What is Dataform?
Dataform is a fully managed service from Google Cloud for SQL-based data transformation in BigQuery. The service enables data teams to define transformation pipelines as code, with dependency management, automated tests, and Git-based versioning.
Dataform uses SQLX, an extended SQL syntax that supports references between tables, assertions, and JavaScript templating. This makes data warehouse pipelines more maintainable and testable than loose collections of SQL scripts.
Core Features
- SQLX workflows: Extended SQL syntax with dependencies, references, and macros
- Dependency management: Automatic execution order based on table dependencies
- Assertions and tests: Automated data quality checks as part of the pipeline
- Git integration: Versioning and code review for transformation logic
Typical Use Cases
Data Warehouse Modeling
Data teams use Dataform to transform raw data in BigQuery into structured, analyzable models. Staging, intermediate, and mart tables are defined as SQLX files and automatically executed in the correct order.
ELT Pipelines
In ELT architectures, Dataform handles the transformation step after loading raw data into BigQuery.
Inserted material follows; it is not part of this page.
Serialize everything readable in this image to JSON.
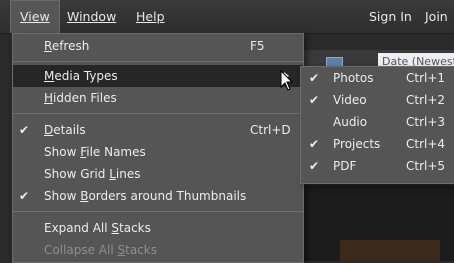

Regular executions ensure that analytics tables remain current.
Benefits
- Natively integrated into BigQuery and Google Cloud
- Managed execution environment without own infrastructure
- Better code quality through tests and code review
- Free (only BigQuery processing costs)
Integration with innFactory
As a Google Cloud Partner, innFactory supports you with Dataform: data warehouse architecture, SQLX pipeline development, and best practices for data transformation.
Typical Use Cases
Frequently Asked Questions
What is Dataform?
Dataform is a managed service from Google Cloud for SQL-based data transformation in BigQuery. It enables defining transformation pipelines as SQLX code with dependency management, tests, and versioning.
What is SQLX?
SQLX is an extension of SQL that Dataform uses. It adds features like references between tables, assertions (tests), JavaScript templating, and reusable macros.
How does Dataform differ from dbt?
Dataform and dbt follow similar concepts. Dataform is natively integrated into Google Cloud and BigQuery with a managed execution environment. dbt offers broader database support.